To come to the conclusion above, Uber created an artificial city called Uberg. It spans 100-by-100 blocks, existing in the artificial world of Python. Uber drops 250 passengers and 500 drivers in Uberg. Each passenger has a random destination in Uberg.

In Uberg, drivers are simulated in three ways. Type-one drivers remain stationary between trips. Type-two drivers go back to the high-demand hotspots after each trip. And type-three drivers motor around randomly between trips.

Uber also manipulates the dispatch distance, which is “the farthest distance between a passenger and driver where we’ll allow a request to go through,” Voytek writes.

Uber found out through the simulation that when dispatch distance is one block, which is equivalent to a street hail-only system, those who drive randomly get more trips and have fewer lost trips.

However, when the dispatch distance increases to five blocks and drivers receive passenger information in that perimeter, it turns out all the three types of drivers complete the same number of trips.
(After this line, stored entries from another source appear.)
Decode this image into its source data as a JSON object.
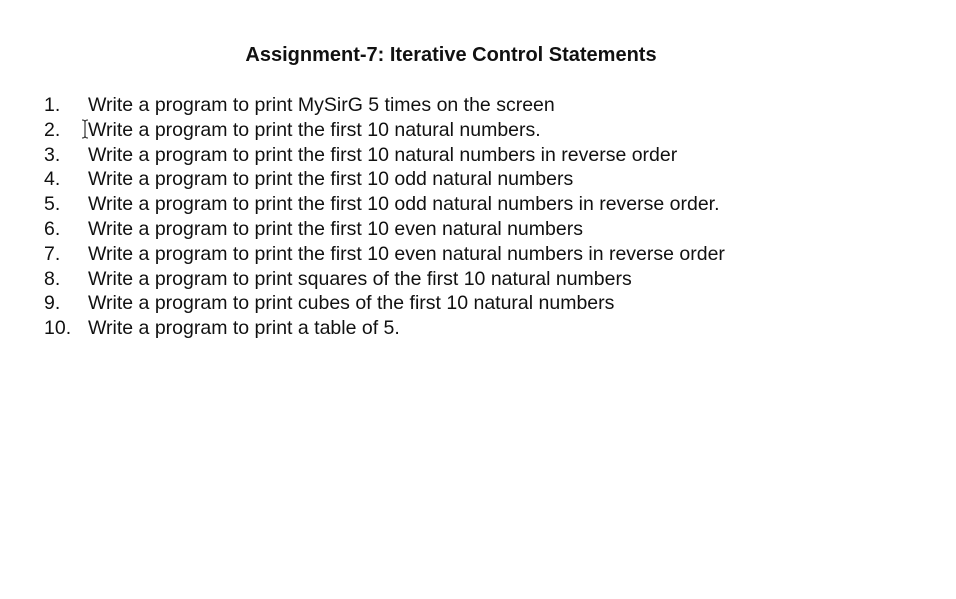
{
  "document": {
    "title": "Assignment-7: Iterative Control Statements",
    "items": [
      {
        "number": "1.",
        "text": "Write a program to print MySirG 5 times on the screen"
      },
      {
        "number": "2.",
        "text": "Write a program to print the first 10 natural numbers."
      },
      {
        "number": "3.",
        "text": "Write a program to print the first 10 natural numbers in reverse order"
      },
      {
        "number": "4.",
        "text": "Write a program to print the first 10 odd natural numbers"
      },
      {
        "number": "5.",
        "text": "Write a program to print the first 10 odd natural numbers in reverse order."
      },
      {
        "number": "6.",
        "text": "Write a program to print the first 10 even natural numbers"
      },
      {
        "number": "7.",
        "text": "Write a program to print the first 10 even natural numbers in reverse order"
      },
      {
        "number": "8.",
        "text": "Write a program to print squares of the first 10 natural numbers"
      },
      {
        "number": "9.",
        "text": "Write a program to print cubes of the first 10 natural numbers"
      },
      {
        "number": "10.",
        "text": "Write a program to print a table of 5."
      }
    ]
  },
  "colors": {
    "background": "#ffffff",
    "text": "#111111"
  },
  "icons": {
    "cursor": "text-cursor-icon"
  }
}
And we all know that driving around costs money, because gas isn’t free.

Uber discovered that “drivers who are constantly, randomly moving around a simulated city travel 10-20 times the distance compared to drivers who remain stationary or gravitate back toward a demand density between trips,” Voytek writes.

As a result, drivers who get information from Uber on where passengers are end up earning more money than their peers who drive around at random.

This research also teaches drivers when to be stationary and when to go back to a hotspot. “When dispatch distances are very short [which means busy hours] drivers should navigate back toward demand density,” Voytek writes. “However when dispatch distances are relatively longer [which means a less busy time], drivers maximize their earnings by using less gas by remaining stationary between trips.”